Sözlükte korunmak, sakınmak anlamındaki “vikaye” kökünden gelen takva terim olarak âlemde, varlıklarda gördüğümüz özellikleri varlıkların kendisine izafe etmekten kaçınmak, bunların Yaratıcının varlığa yansıyan özellikleri (esma) olduğunu tasdik edip O’na tazimde bulunmak, ayrıca O’nun emir ve yasaklarını ihlâl etmekten uzak durmak” demektir.
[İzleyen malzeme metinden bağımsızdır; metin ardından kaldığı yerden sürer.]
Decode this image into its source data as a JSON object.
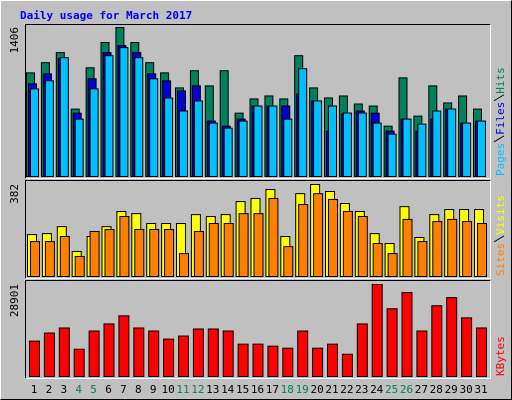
{
  "title": "Daily usage for March 2017",
  "chart_data": [
    {
      "type": "bar",
      "ylim": [
        0,
        1406
      ],
      "yticks": [
        1406
      ],
      "series": [
        {
          "name": "Hits",
          "color": "#00805c",
          "values": [
            978,
            1074,
            1169,
            636,
            1026,
            1264,
            1406,
            1264,
            1074,
            978,
            836,
            998,
            855,
            998,
            598,
            732,
            760,
            732,
            1140,
            836,
            741,
            760,
            684,
            665,
            475,
            931,
            570,
            855,
            694,
            760,
            636
          ]
        },
        {
          "name": "Files",
          "color": "#0000d0",
          "values": [
            874,
            969,
            1112,
            598,
            922,
            1169,
            1235,
            1169,
            969,
            903,
            808,
            855,
            523,
            475,
            542,
            665,
            665,
            665,
            779,
            713,
            428,
            589,
            618,
            598,
            428,
            542,
            428,
            542,
            637,
            504,
            523
          ]
        },
        {
          "name": "Pages",
          "color": "#00c0ff",
          "values": [
            827,
            903,
            1121,
            541,
            827,
            1140,
            1216,
            1121,
            922,
            741,
            618,
            713,
            504,
            456,
            523,
            665,
            665,
            541,
            1017,
            713,
            665,
            599,
            599,
            504,
            399,
            541,
            494,
            618,
            637,
            504,
            523
          ]
        }
      ]
    },
    {
      "type": "bar",
      "ylim": [
        0,
        382
      ],
      "yticks": [
        382
      ],
      "series": [
        {
          "name": "Visits",
          "color": "#ffff00",
          "values": [
            174,
            178,
            207,
            104,
            166,
            207,
            270,
            261,
            220,
            220,
            220,
            257,
            249,
            257,
            311,
            324,
            361,
            166,
            344,
            382,
            353,
            303,
            270,
            178,
            137,
            290,
            162,
            257,
            278,
            278,
            278
          ]
        },
        {
          "name": "Sites",
          "color": "#ff8000",
          "values": [
            145,
            145,
            166,
            83,
            187,
            195,
            249,
            195,
            195,
            195,
            95,
            187,
            220,
            220,
            261,
            261,
            324,
            124,
            299,
            344,
            320,
            270,
            249,
            137,
            95,
            237,
            145,
            228,
            237,
            228,
            220
          ]
        }
      ]
    },
    {
      "type": "bar",
      "ylim": [
        0,
        28901
      ],
      "yticks": [
        28901
      ],
      "categories": [
        "1",
        "2",
        "3",
        "4",
        "5",
        "6",
        "7",
        "8",
        "9",
        "10",
        "11",
        "12",
        "13",
        "14",
        "15",
        "16",
        "17",
        "18",
        "19",
        "20",
        "21",
        "22",
        "23",
        "24",
        "25",
        "26",
        "27",
        "28",
        "29",
        "30",
        "31"
      ],
      "category_colors": [
        "#000000",
        "#000000",
        "#000000",
        "#00805c",
        "#00805c",
        "#000000",
        "#000000",
        "#000000",
        "#000000",
        "#000000",
        "#00805c",
        "#00805c",
        "#000000",
        "#000000",
        "#000000",
        "#000000",
        "#000000",
        "#00805c",
        "#00805c",
        "#000000",
        "#000000",
        "#000000",
        "#000000",
        "#000000",
        "#00805c",
        "#00805c",
        "#000000",
        "#000000",
        "#000000",
        "#000000",
        "#000000"
      ],
      "series": [
        {
          "name": "KBytes",
          "color": "#ff0000",
          "values": [
            11116,
            13658,
            15245,
            8575,
            14292,
            16515,
            19056,
            15245,
            14292,
            11752,
            12704,
            14927,
            14927,
            14292,
            10164,
            10164,
            9528,
            8893,
            14292,
            8893,
            10164,
            6988,
            16515,
            28901,
            21280,
            26361,
            14292,
            22233,
            24774,
            18421,
            15245
          ]
        }
      ]
    }
  ]
}
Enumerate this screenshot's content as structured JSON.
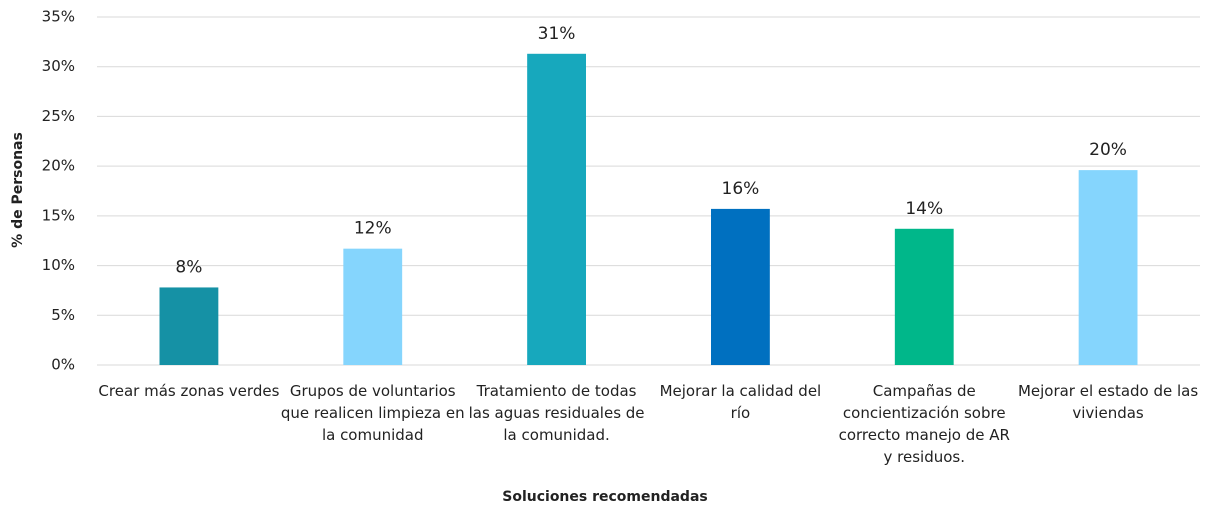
{
  "chart_data": {
    "type": "bar",
    "x_label": "Soluciones recomendadas",
    "y_label": "% de Personas",
    "categories": [
      "Crear más zonas verdes",
      "Grupos de voluntarios que realicen limpieza en la comunidad",
      "Tratamiento de todas las aguas residuales de la comunidad.",
      "Mejorar la calidad del río",
      "Campañas de concientización sobre correcto manejo de AR y residuos.",
      "Mejorar el estado de las viviendas"
    ],
    "values": [
      7.8,
      11.7,
      31.3,
      15.7,
      13.7,
      19.6
    ],
    "value_labels": [
      "8%",
      "12%",
      "31%",
      "16%",
      "14%",
      "20%"
    ],
    "colors": [
      "#1591a5",
      "#85d5fd",
      "#17a8bd",
      "#0070c0",
      "#00b78a",
      "#85d5fd"
    ],
    "ylim": [
      0,
      35
    ],
    "yticks": [
      {
        "value": 0,
        "label": "0%"
      },
      {
        "value": 5,
        "label": "5%"
      },
      {
        "value": 10,
        "label": "10%"
      },
      {
        "value": 15,
        "label": "15%"
      },
      {
        "value": 20,
        "label": "20%"
      },
      {
        "value": 25,
        "label": "25%"
      },
      {
        "value": 30,
        "label": "30%"
      },
      {
        "value": 35,
        "label": "35%"
      }
    ],
    "grid": true
  }
}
Daha kısa olarak ise “Allah’ın bütün emir ve yasaklarına uymak ve O’ndan uzaklaştıracak şeylerden sakınmak” şeklinde tanımlanmıştır.
Kur’ân-ı Kerîm’in temel kavramlarından biri olan takva, çeşitli türevleriyle birlikte 300’e yakın âyette geçmektedir. Şuâra Sûresi’nde Nuh, Hud, Salih, Şuayb, Lut (Aleyhimüsselâm) gibi peygamberlerin tebliğlerinden bahsedilirken, onların “Ben size gönderilmiş güvenilir bir peygamberim. Öyleyse Allah’a karşı takvalı olun ve bana itaat edin” (Şuâra 26/107-108, 143-144, 162-163) dedikleri ifade olunmaktadır. Bu âyetler takvanın bütün peygamberler tarihini içine alan genişlikte bir mahiyet taşıdığını göstermektedir. Ayrıca ilgili diğer âyetlerde Allah’ın takva sahibi mü’minlerle beraber olduğu (Bakara 2/194), Allah’ın takva ehlini sevdiği (Tevbe 9/4), Allah’ın takva sahiplerini Cehennem azabından koruduğu (Duhan 44/56), ahirette en büyük azık ve en çok işe yarayacak şeyin takva olduğu (Bakara 2/197), Gerçekten Allah katında sizin en değerliniz, O’ndan en çok takva üzere olanınızdır” (Hucurat: 13) vb. hususları dile getirilmektedir.
Üstad Bediüzzaman Said Nursî Kastamonu’da iken yazdığı bir mektupta, “Bugünlerde Kur’ân-ı Hakîm’in nazarında imandan sonra en ziyade esas tutulan takva ve amel-i salih esaslarını düşündüm” dedikten sonra kavramı şöyle tanımlamaktadır:
“Takva menhiyattan ve günahlardan içtinap etmek ve amel-i salih dairesinde hareket ve hayrat kazanmaktır”. Devam eden kısımlarda ise; a) Bu zamanda takvanın tahribat ve menfi cereyanlara karşı en büyük esas olduğunu, b) Farzları yapıp kebairi terk edenin kurtuluşa erişeceği, c) Nur şakirtlerinin bu zamanda en mühim vazifelerinin tahribat ve günahlara karşı takvayı esas tutmak olduğu… gibi hususlarda açıklamalar yapmaktadır. (Kastamonu Lâhikası, 97. Mektup, s. 114)
Allah hepimize Kur’ân’ın takdim ettiği şekilde takva libasını giymeyi, günahlardan kaçınmaya çalışarak ittika içinde hayat sürmeyi, Risale-i Nur dairesi içinde iman ve Kur’ân hizmetlerinde berdevam olmayı ihsan etsin, inşallah.